On Radio 4 Any Questions, Kate Hoey in discussing immigration articulated the idea that the reason why some people objected to the idea of immigration was that that they had never had the opportunity to give their consent. The implication of course being that if we vote to remain, that we will be agreeing to all sorts of ideas that are implicit in the EU including the freedom to go and live in other countries. I tweeted to point out that as a Minister in the Blair Government she had been noticeably silent when it came to asking for our consent on matters she decided upon. I was pleasantly surprised that she took the time to respond. Sadly her response was to point out “You can vote out MP’s every 4 years. You can’t vote out the EU Commissioners.” Of course it is hard to fault her argument, apart from the fact that it is every 5 years when we elect MPs, not every 4 years. However if there was a willingness to do so, the nation could be allowed to elect our Commissioner which would not make every Commissioner electable, but it would start to change the culture in the EU. Yet none of those like Kate who decry the anti-democratic nature of the Commissioners appear to ever have suggested we have a national vote to select our own appointment.
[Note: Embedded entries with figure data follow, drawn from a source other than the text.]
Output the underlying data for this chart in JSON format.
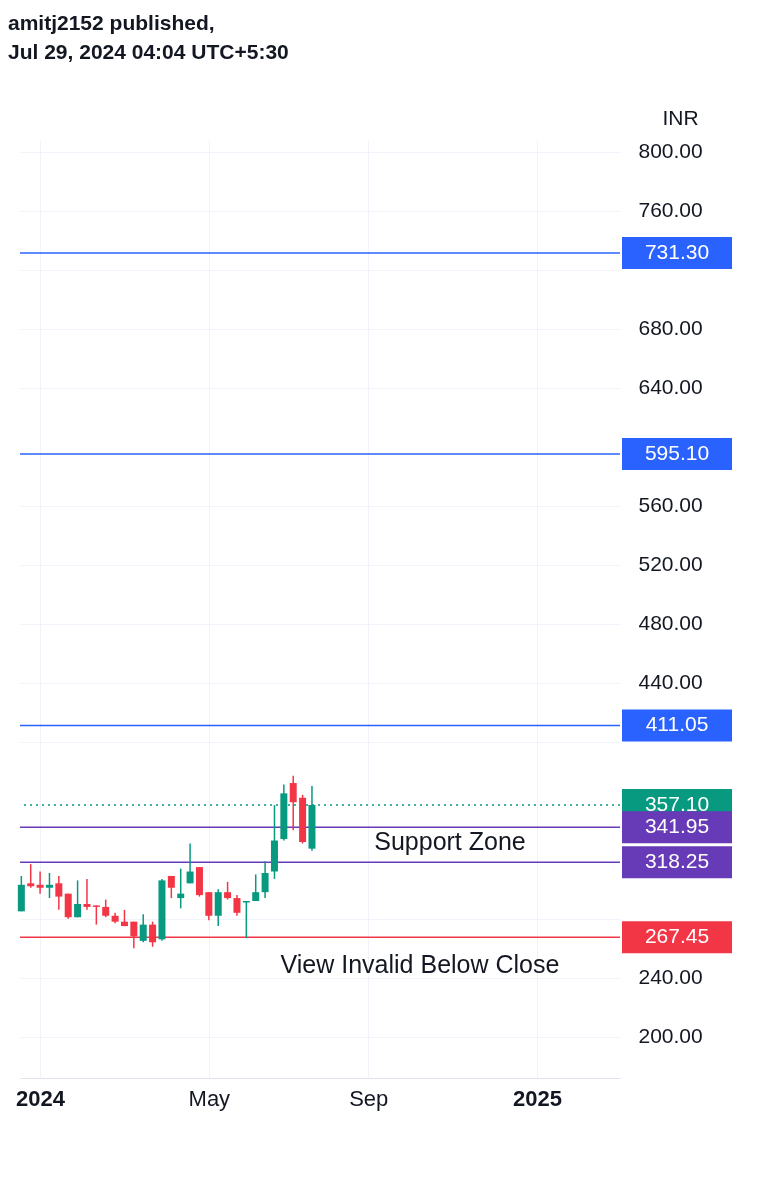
{
  "chart_data": {
    "type": "candlestick",
    "title": "amitj2152 published,",
    "subtitle": "Jul 29, 2024 04:04 UTC+5:30",
    "ylabel": "INR",
    "x": [
      "2023-12-18",
      "2023-12-25",
      "2024-01-01",
      "2024-01-08",
      "2024-01-15",
      "2024-01-22",
      "2024-01-29",
      "2024-02-05",
      "2024-02-12",
      "2024-02-19",
      "2024-02-26",
      "2024-03-04",
      "2024-03-11",
      "2024-03-18",
      "2024-03-25",
      "2024-04-01",
      "2024-04-08",
      "2024-04-15",
      "2024-04-22",
      "2024-04-29",
      "2024-05-06",
      "2024-05-13",
      "2024-05-20",
      "2024-05-27",
      "2024-06-03",
      "2024-06-10",
      "2024-06-17",
      "2024-06-24",
      "2024-07-01",
      "2024-07-08",
      "2024-07-15",
      "2024-07-22"
    ],
    "ohlc": [
      [
        285,
        309,
        285,
        303
      ],
      [
        304,
        317,
        301,
        302
      ],
      [
        303,
        312,
        297,
        301
      ],
      [
        301,
        311,
        294,
        303
      ],
      [
        304,
        309,
        286,
        295
      ],
      [
        297,
        297,
        280,
        281
      ],
      [
        281,
        306,
        281,
        290
      ],
      [
        290,
        307,
        286,
        288
      ],
      [
        289,
        289,
        276,
        288
      ],
      [
        288,
        293,
        281,
        282
      ],
      [
        282,
        284,
        277,
        278
      ],
      [
        278,
        286,
        275,
        275
      ],
      [
        278,
        278,
        260,
        268
      ],
      [
        265,
        283,
        264,
        276
      ],
      [
        276,
        278,
        261,
        264
      ],
      [
        266,
        307,
        265,
        306
      ],
      [
        309,
        309,
        294,
        301
      ],
      [
        294,
        314,
        287,
        297
      ],
      [
        304,
        331,
        304,
        312
      ],
      [
        315,
        315,
        295,
        296
      ],
      [
        298,
        298,
        279,
        282
      ],
      [
        282,
        300,
        275,
        298
      ],
      [
        298,
        305,
        293,
        294
      ],
      [
        294,
        296,
        282,
        284
      ],
      [
        291,
        292,
        267,
        292
      ],
      [
        292,
        310,
        292,
        298
      ],
      [
        298,
        319,
        294,
        311
      ],
      [
        312,
        357,
        307,
        333
      ],
      [
        334,
        371,
        333,
        365
      ],
      [
        372,
        377,
        340,
        359
      ],
      [
        362,
        364,
        331,
        332
      ],
      [
        327.5,
        370,
        326,
        357.1
      ]
    ],
    "xlim": [
      "2023-12-17",
      "2025-03-09"
    ],
    "xticks": [
      {
        "value": "2024-01-01",
        "label": "2024"
      },
      {
        "value": "2024-05-06",
        "label": "May"
      },
      {
        "value": "2024-09-02",
        "label": "Sep"
      },
      {
        "value": "2025-01-06",
        "label": "2025"
      }
    ],
    "ylim": [
      172,
      808
    ],
    "yticks": [
      {
        "value": 200,
        "label": "200.00"
      },
      {
        "value": 240,
        "label": "240.00"
      },
      {
        "value": 280,
        "label": null
      },
      {
        "value": 400,
        "label": null
      },
      {
        "value": 440,
        "label": "440.00"
      },
      {
        "value": 480,
        "label": "480.00"
      },
      {
        "value": 520,
        "label": "520.00"
      },
      {
        "value": 560,
        "label": "560.00"
      },
      {
        "value": 640,
        "label": "640.00"
      },
      {
        "value": 680,
        "label": "680.00"
      },
      {
        "value": 720,
        "label": null
      },
      {
        "value": 760,
        "label": "760.00"
      },
      {
        "value": 800,
        "label": "800.00"
      }
    ],
    "grid": true,
    "ref_lines": [
      {
        "axis": "y",
        "value": 731.3,
        "label": "731.30",
        "color": "#2962ff"
      },
      {
        "axis": "y",
        "value": 595.1,
        "label": "595.10",
        "color": "#2962ff"
      },
      {
        "axis": "y",
        "value": 411.05,
        "label": "411.05",
        "color": "#2962ff"
      },
      {
        "axis": "y",
        "value": 357.1,
        "label": "357.10",
        "color": "#089981",
        "line_style": "dotted"
      },
      {
        "axis": "y",
        "value": 341.95,
        "label": "341.95",
        "color": "#673ab7"
      },
      {
        "axis": "y",
        "value": 318.25,
        "label": "318.25",
        "color": "#673ab7"
      },
      {
        "axis": "y",
        "value": 267.45,
        "label": "267.45",
        "color": "#f23645"
      }
    ],
    "annotations": [
      "Support Zone",
      "View Invalid Below Close"
    ]
  }
}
To her credit Kate did refer to the campaign she and Zac Goldsmith had fought to offer you and I the right to recall for our MPs, but she appeared to suggest that having lost the battle on that issue, that the war was also over.
Throughout yesterday many people on the Brexit side of the argument were tweeting about their campaign using the hashtag #TakeControlDay My initial response was that this was yet again a group of politicians who wanted to take control away from Europe so that they could simply make more decisions on our behalf themselves. This seems to be at the heart of a great deal of the discourse over sovereignty. As a voter it does not seem to matter that in some parts of the UK that we have three tiers of local government along with our Parliamentary decision makers and the EU. All the Eurosceptics are focused on removing is the role of MEP. If this was really a debate about the decisions being taken closest to the people, there would also be discussion about why we have such a confusing and complex domestic political system. When I used twitter to raise my concerns about the true meaning behind #Takecontrolday Nick Varley, a Councillor from Chiltern District Council responded. He is the head of the ground campaign for #voteleave Initially he was engaged in our discussion about how he consulted with his constituents but he then accused me of wanting to steal his ideas for my own political career which seemed odd as I am not standing in an election.
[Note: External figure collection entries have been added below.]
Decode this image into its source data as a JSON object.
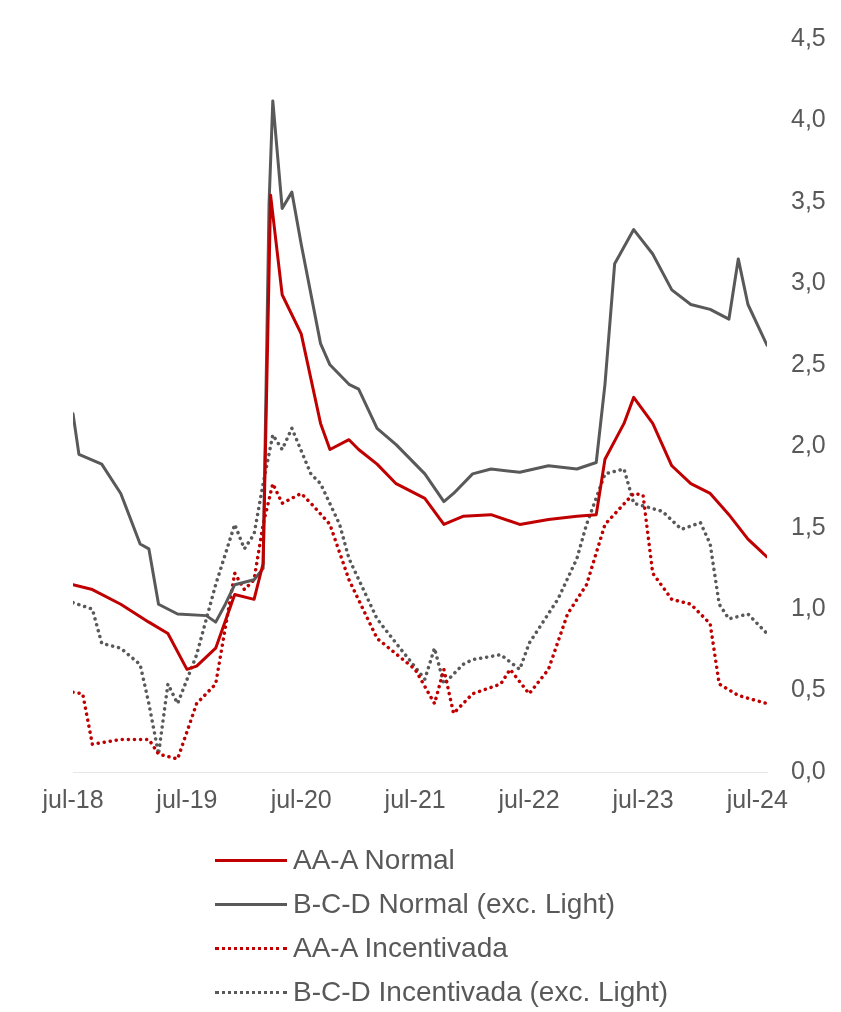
{
  "chart_data": {
    "type": "line",
    "xlim": [
      "2018-07",
      "2024-08"
    ],
    "xticks": [
      {
        "value": "2018-07",
        "label": "jul-18"
      },
      {
        "value": "2019-07",
        "label": "jul-19"
      },
      {
        "value": "2020-07",
        "label": "jul-20"
      },
      {
        "value": "2021-07",
        "label": "jul-21"
      },
      {
        "value": "2022-07",
        "label": "jul-22"
      },
      {
        "value": "2023-07",
        "label": "jul-23"
      },
      {
        "value": "2024-07",
        "label": "jul-24"
      }
    ],
    "ylim": [
      0,
      4.5
    ],
    "yticks": [
      {
        "value": 0,
        "label": "0,0"
      },
      {
        "value": 0.5,
        "label": "0,5"
      },
      {
        "value": 1,
        "label": "1,0"
      },
      {
        "value": 1.5,
        "label": "1,5"
      },
      {
        "value": 2,
        "label": "2,0"
      },
      {
        "value": 2.5,
        "label": "2,5"
      },
      {
        "value": 3,
        "label": "3,0"
      },
      {
        "value": 3.5,
        "label": "3,5"
      },
      {
        "value": 4,
        "label": "4,0"
      },
      {
        "value": 4.5,
        "label": "4,5"
      }
    ],
    "legend": "bottom",
    "series": [
      {
        "name": "AA-A Normal",
        "color": "#c00000",
        "line_style": "solid",
        "x": [
          "2018-07",
          "2018-09",
          "2018-12",
          "2019-03",
          "2019-05",
          "2019-07",
          "2019-08",
          "2019-10",
          "2019-12",
          "2020-02",
          "2020-03-01",
          "2020-03-25",
          "2020-05",
          "2020-07",
          "2020-09",
          "2020-10",
          "2020-12",
          "2021-01",
          "2021-03",
          "2021-05",
          "2021-08",
          "2021-10",
          "2021-12",
          "2022-03",
          "2022-06",
          "2022-09",
          "2022-12",
          "2023-02",
          "2023-03",
          "2023-05",
          "2023-06",
          "2023-08",
          "2023-10",
          "2023-12",
          "2024-02",
          "2024-04",
          "2024-06",
          "2024-08"
        ],
        "values": [
          1.15,
          1.12,
          1.03,
          0.92,
          0.85,
          0.63,
          0.65,
          0.76,
          1.09,
          1.06,
          1.28,
          3.54,
          2.93,
          2.69,
          2.14,
          1.98,
          2.04,
          1.98,
          1.89,
          1.77,
          1.68,
          1.52,
          1.57,
          1.58,
          1.52,
          1.55,
          1.57,
          1.58,
          1.92,
          2.14,
          2.3,
          2.14,
          1.88,
          1.77,
          1.71,
          1.58,
          1.43,
          1.32
        ]
      },
      {
        "name": "B-C-D Normal (exc. Light)",
        "color": "#595959",
        "line_style": "solid",
        "x": [
          "2018-07-01",
          "2018-07-20",
          "2018-10",
          "2018-12",
          "2019-02",
          "2019-03",
          "2019-04",
          "2019-06",
          "2019-09",
          "2019-10",
          "2019-11",
          "2019-12",
          "2020-02",
          "2020-03-01",
          "2020-03-20",
          "2020-04",
          "2020-05",
          "2020-06",
          "2020-07",
          "2020-09",
          "2020-10",
          "2020-12",
          "2021-01",
          "2021-03",
          "2021-05",
          "2021-08",
          "2021-10",
          "2021-11",
          "2022-01",
          "2022-03",
          "2022-06",
          "2022-09",
          "2022-12",
          "2023-02",
          "2023-03",
          "2023-04",
          "2023-06",
          "2023-08",
          "2023-10",
          "2023-12",
          "2024-02",
          "2024-04",
          "2024-05",
          "2024-06",
          "2024-08"
        ],
        "values": [
          2.2,
          1.95,
          1.89,
          1.71,
          1.4,
          1.37,
          1.03,
          0.97,
          0.96,
          0.92,
          1.03,
          1.15,
          1.18,
          1.25,
          3.49,
          4.12,
          3.46,
          3.56,
          3.24,
          2.63,
          2.5,
          2.38,
          2.35,
          2.11,
          2.01,
          1.83,
          1.66,
          1.71,
          1.83,
          1.86,
          1.84,
          1.88,
          1.86,
          1.9,
          2.38,
          3.12,
          3.33,
          3.18,
          2.96,
          2.87,
          2.84,
          2.78,
          3.15,
          2.87,
          2.62
        ]
      },
      {
        "name": "AA-A Incentivada",
        "color": "#c00000",
        "line_style": "dotted",
        "x": [
          "2018-07",
          "2018-08",
          "2018-09",
          "2018-12",
          "2019-03",
          "2019-04",
          "2019-06",
          "2019-08",
          "2019-10",
          "2019-12",
          "2020-01",
          "2020-02",
          "2020-03",
          "2020-04",
          "2020-05",
          "2020-07",
          "2020-08",
          "2020-10",
          "2020-12",
          "2021-03",
          "2021-07",
          "2021-09",
          "2021-10",
          "2021-11",
          "2022-01",
          "2022-04",
          "2022-05",
          "2022-07",
          "2022-09",
          "2022-11",
          "2023-01",
          "2023-03",
          "2023-06",
          "2023-07",
          "2023-08",
          "2023-10",
          "2023-12",
          "2024-02",
          "2024-03",
          "2024-05",
          "2024-08"
        ],
        "values": [
          0.49,
          0.48,
          0.17,
          0.2,
          0.2,
          0.11,
          0.08,
          0.42,
          0.54,
          1.22,
          1.12,
          1.18,
          1.52,
          1.77,
          1.65,
          1.71,
          1.65,
          1.52,
          1.18,
          0.82,
          0.63,
          0.42,
          0.63,
          0.36,
          0.48,
          0.54,
          0.63,
          0.48,
          0.63,
          0.97,
          1.15,
          1.52,
          1.71,
          1.7,
          1.22,
          1.06,
          1.03,
          0.91,
          0.54,
          0.47,
          0.42
        ]
      },
      {
        "name": "B-C-D Incentivada (exc. Light)",
        "color": "#595959",
        "line_style": "dotted",
        "x": [
          "2018-07",
          "2018-09",
          "2018-10",
          "2018-12",
          "2019-02",
          "2019-03",
          "2019-04",
          "2019-05",
          "2019-06",
          "2019-08",
          "2019-10",
          "2019-12",
          "2020-01",
          "2020-02",
          "2020-03",
          "2020-04",
          "2020-05",
          "2020-06",
          "2020-08",
          "2020-09",
          "2020-11",
          "2020-12",
          "2021-03",
          "2021-05",
          "2021-08",
          "2021-09",
          "2021-10",
          "2021-12",
          "2022-01",
          "2022-04",
          "2022-06",
          "2022-07",
          "2022-10",
          "2022-12",
          "2023-01",
          "2023-03",
          "2023-05",
          "2023-06",
          "2023-09",
          "2023-11",
          "2024-01",
          "2024-02",
          "2024-03",
          "2024-04",
          "2024-06",
          "2024-08"
        ],
        "values": [
          1.04,
          1.0,
          0.79,
          0.76,
          0.66,
          0.42,
          0.11,
          0.54,
          0.42,
          0.72,
          1.15,
          1.52,
          1.37,
          1.46,
          1.77,
          2.07,
          1.98,
          2.11,
          1.83,
          1.77,
          1.52,
          1.31,
          0.94,
          0.79,
          0.57,
          0.76,
          0.54,
          0.66,
          0.69,
          0.72,
          0.63,
          0.79,
          1.06,
          1.31,
          1.52,
          1.83,
          1.86,
          1.65,
          1.6,
          1.49,
          1.53,
          1.4,
          1.03,
          0.94,
          0.97,
          0.85
        ]
      }
    ]
  }
}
Amongst those using the hashtag are several MEPs. What is not clear is how they will respond if we vote to remain. If they were men and women of integrity, one would assume that they would resign if the vote does not go their way. However there is no talk of that and silence from people like Daniel Hannan, my own MEP.
So the end conclusion is that based on Kate Hoey, Nick Varley and Daniel Hannan, although Kate and Nick were corteous enough to respond to my tweets, that none of them really intend to offer a new way of doing politics, just a political arrangement that involves less people making the same decisions!